Lesson 1 of 10
In Progress

Introduction

Which Of These Two Lies Do You Tell Yourself?

Almost all of us create our own daily suffering by telling ourselves one of the following two lies related to speaking our truth. 

Which one do you most tell yourself ? –

Lie #1

This can be summed up by the belief system Don’t make waves . . . Keep peace at all costs . . .

If I say something, I’ll just make it worse.

If you have bought into this self-defeating belief system, you believe that if you just keep quiet, things will somehow work out on their own.  The following words consciously or subconsciously have become your anthem:

“Don’t stir the hornet’s nest.”

“Just let sleeping dogs lie.”

“Don’t make waves.” 

Over time, these quiet but dangerous niceties evolve into a subtle, unacknowledged, and yet simmering discontent — with the life you may be settling for . . . your significant other’s inability to completely meet your needs . . . your parents for somehow wounding you . . . and for not living up to your potential.

You may also somehow, in some subtle way, feel victimized . . .

in your relationships . . .

in your job . . .

by the government . . .

by the system.

Even if you are among the majority of the population who have bought into this idea of Not Making Waves and Not Stirring the Hornet’s Next, you may have a good job, financial security, and even have a reasonably good family life.

But somehow, you feel you are living a lie . . . a life of mediocrity . . . or that you have settled for second best in your personal and professional relationships . . . or even with your dreams.

No matter how broadly you smile and how well you hide this discontent from everyone else . . . you can’t hide it from yourself

Your life is on a slow simmer.

And this is why you are silently suffering . . .

just as even some of the most powerful people in the world can shockingly feel inhibited and squashed when trying to Speak Their Truth —

Secretary of State Madeleine Albright
Listen to what this powerful lady confesses —

 

“It took me a long time
to develop a public voice . . .”

Lie #2

Lie #2 is the opposite of Lie #1.

Paradoxically, it still leads to the same silent suffering.

The Myth of the Straight Shooter

 

Lie #2 is that being a straight shooter is a good thing. 

And what perpetuates this lie is the confusing fact that, it is good to express your thoughts and feelings. And sometimes it’s even appropriate to tell others ‘the way it is.’

But just like anything good, whether we’re talking about ice cream, chocolate, romance, sex or hard work, there is a perilous downside—too much of any good thing not only becomes addictive, it becomes destructive.

Being a habitual straight-shooter can lead to frustration, resentment, and confrontation.

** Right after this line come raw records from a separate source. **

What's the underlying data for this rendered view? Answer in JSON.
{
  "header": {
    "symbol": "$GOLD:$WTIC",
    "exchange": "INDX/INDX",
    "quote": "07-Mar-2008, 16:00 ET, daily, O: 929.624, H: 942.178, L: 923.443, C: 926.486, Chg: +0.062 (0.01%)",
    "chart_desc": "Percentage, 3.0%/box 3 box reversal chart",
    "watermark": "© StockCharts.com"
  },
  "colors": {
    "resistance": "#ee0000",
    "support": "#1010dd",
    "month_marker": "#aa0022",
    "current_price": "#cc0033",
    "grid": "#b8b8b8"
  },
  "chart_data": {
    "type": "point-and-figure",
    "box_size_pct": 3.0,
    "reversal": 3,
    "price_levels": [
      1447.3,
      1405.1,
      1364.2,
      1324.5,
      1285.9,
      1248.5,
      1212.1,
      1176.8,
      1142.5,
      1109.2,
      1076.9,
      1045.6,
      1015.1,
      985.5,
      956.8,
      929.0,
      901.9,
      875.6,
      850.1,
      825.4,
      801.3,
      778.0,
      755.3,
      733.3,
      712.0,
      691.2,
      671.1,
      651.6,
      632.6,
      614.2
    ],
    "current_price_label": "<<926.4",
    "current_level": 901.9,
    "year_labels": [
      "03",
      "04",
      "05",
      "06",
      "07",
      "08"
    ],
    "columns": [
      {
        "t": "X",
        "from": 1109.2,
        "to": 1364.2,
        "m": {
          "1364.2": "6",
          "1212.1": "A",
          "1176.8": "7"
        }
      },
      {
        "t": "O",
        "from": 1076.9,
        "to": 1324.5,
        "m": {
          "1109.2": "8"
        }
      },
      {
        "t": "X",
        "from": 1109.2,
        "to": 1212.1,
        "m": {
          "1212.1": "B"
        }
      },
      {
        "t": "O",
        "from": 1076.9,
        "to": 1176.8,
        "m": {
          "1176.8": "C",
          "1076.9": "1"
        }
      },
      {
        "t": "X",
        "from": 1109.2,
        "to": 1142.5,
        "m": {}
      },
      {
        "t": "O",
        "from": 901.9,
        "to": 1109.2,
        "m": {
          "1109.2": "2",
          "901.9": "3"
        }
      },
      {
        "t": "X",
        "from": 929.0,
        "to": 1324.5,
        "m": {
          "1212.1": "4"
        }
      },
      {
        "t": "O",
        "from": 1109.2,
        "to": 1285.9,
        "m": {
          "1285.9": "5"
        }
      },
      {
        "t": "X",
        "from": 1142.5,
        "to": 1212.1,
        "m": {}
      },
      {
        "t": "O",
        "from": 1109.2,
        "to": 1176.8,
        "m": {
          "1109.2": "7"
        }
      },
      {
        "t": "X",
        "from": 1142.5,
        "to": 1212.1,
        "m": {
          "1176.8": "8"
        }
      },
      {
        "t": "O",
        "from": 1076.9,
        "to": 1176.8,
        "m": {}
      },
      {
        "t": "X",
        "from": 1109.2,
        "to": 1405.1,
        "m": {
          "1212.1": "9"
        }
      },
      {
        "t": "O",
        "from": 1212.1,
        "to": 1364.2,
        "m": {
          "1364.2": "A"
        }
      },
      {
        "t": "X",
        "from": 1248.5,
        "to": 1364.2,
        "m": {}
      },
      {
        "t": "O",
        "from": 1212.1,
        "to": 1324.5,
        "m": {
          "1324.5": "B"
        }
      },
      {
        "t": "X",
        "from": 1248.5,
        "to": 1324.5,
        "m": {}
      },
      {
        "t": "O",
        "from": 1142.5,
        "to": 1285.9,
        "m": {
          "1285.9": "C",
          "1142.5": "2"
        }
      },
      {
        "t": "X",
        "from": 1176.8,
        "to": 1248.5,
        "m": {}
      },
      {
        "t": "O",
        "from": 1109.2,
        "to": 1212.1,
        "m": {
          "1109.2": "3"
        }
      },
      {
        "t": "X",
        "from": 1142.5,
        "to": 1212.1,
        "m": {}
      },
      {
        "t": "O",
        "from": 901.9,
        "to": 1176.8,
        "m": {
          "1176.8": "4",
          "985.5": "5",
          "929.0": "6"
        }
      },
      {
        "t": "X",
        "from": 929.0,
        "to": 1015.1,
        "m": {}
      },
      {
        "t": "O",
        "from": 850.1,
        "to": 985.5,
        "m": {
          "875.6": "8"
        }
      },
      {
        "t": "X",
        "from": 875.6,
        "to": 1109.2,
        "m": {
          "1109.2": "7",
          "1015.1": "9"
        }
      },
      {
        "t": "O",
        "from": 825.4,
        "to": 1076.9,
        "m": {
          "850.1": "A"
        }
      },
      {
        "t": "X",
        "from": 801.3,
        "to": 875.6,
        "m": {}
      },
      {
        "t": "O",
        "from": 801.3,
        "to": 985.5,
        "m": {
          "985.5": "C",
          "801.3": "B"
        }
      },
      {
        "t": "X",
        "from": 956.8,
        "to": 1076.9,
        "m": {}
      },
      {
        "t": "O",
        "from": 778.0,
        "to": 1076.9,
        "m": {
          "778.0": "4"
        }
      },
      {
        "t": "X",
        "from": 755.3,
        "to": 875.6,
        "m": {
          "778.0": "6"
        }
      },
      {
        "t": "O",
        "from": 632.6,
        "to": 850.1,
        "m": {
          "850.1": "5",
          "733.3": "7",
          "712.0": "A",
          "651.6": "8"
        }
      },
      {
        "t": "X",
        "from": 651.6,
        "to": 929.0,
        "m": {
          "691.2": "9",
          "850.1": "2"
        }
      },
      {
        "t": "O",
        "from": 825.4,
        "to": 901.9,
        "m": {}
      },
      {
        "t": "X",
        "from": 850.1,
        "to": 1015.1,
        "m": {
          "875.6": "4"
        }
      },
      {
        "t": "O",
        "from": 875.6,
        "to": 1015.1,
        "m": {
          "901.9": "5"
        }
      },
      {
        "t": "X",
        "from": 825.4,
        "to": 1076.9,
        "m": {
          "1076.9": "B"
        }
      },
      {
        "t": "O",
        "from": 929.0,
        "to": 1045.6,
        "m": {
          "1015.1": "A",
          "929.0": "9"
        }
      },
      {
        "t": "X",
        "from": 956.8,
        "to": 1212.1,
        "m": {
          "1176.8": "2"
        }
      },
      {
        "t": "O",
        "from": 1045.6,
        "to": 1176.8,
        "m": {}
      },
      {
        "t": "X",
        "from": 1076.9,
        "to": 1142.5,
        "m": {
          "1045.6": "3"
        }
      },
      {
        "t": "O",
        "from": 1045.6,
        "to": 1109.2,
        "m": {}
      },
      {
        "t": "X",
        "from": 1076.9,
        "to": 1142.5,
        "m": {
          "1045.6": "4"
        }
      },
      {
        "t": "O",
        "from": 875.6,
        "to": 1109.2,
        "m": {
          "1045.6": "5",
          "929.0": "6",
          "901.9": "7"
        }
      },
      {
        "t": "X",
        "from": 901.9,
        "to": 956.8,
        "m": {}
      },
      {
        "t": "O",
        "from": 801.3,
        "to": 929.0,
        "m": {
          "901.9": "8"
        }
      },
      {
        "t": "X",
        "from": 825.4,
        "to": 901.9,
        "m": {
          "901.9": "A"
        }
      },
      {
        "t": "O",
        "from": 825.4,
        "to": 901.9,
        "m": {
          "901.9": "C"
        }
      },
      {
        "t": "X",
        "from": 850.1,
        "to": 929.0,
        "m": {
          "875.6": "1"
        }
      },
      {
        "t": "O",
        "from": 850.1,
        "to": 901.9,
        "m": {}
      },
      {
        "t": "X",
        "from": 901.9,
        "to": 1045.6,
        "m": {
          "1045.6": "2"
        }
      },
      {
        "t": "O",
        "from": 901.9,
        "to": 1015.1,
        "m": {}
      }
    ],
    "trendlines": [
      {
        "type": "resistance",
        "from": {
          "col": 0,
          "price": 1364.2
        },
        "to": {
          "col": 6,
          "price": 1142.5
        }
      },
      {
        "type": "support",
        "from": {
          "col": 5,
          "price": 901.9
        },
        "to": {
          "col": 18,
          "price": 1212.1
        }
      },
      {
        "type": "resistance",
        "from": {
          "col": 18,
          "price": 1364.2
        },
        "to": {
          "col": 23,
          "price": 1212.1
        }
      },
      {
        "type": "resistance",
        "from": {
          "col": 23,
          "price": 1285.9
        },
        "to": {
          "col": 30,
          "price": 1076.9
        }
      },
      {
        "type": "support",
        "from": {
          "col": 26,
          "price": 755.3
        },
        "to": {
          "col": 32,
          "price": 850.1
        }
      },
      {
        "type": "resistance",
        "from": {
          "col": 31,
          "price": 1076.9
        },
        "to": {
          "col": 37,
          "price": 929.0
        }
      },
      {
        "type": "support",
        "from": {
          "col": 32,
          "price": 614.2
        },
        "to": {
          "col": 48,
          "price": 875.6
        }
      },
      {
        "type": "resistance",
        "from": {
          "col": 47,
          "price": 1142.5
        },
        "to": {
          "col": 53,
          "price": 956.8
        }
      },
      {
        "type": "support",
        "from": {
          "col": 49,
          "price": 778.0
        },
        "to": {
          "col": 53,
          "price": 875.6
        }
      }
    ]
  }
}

While we admire the person who steps forward and Tells It Like It Is, have you ever worked with or lived with someone who is such a typical straight-shooter? Your tendency with such people is to want to shoot straight back.

Watch this hilarious clip from the classic tv show Friends
to see how such straight-shooting often can result

literally in a shooting war

In our personal relationships, we call such straight shooting nagging, niggling and nitpicking. And it’s simply no fun living with someone who nags, niggles or nitpicks.

Such dynamics usually end in either an unhappy and tension-filled relationship or . . .   in divorce.

In business relationships, one word we use for such continual straight-shooting is micro-managing.

If you are a habitual straight-shooter, you have subconsciously bought into the philosophy that it is more important to be right than to be happy.

You may get others to back down, making you think you are right, but you will never experience true happiness or fulfillment in a relationship.

The reason is that, given 7.5 billion people on the planet, there are virtually 7.5 billion ways of viewing anything.  Countless factors give each of us a different context . . . a different shade . . . a different perspective when viewing and responding to anything. These factors include:

    • The country, region and even neighborhood you grew up in
    • The language you speak
    • How your parents raised you
    • Your religion
    • How passive or strong your parents were
    • Who your friends were and who they are now
    • Your educational level and focus
    • Your career path
    • Your socio-economic class
    • Your hobbies
    • The challenges you have been through
    • The losses you have suffered
    • The ease or struggle you went through with your finances

Also nearly infinite are the ways the 100 billion neurons that compose your brain can wire themselves into mind-boggling patterns and impossible-to-fathom associations from everything you experienced (and continue to experience!) through these endless personal filters.

So, if you equate Telling The Way It Is with Having Integrity, stop a moment and be honest. Ask yourself the following question:

How many of your family members and colleagues have suffered from you believing The Way It Is For You is The Way It Is For Them?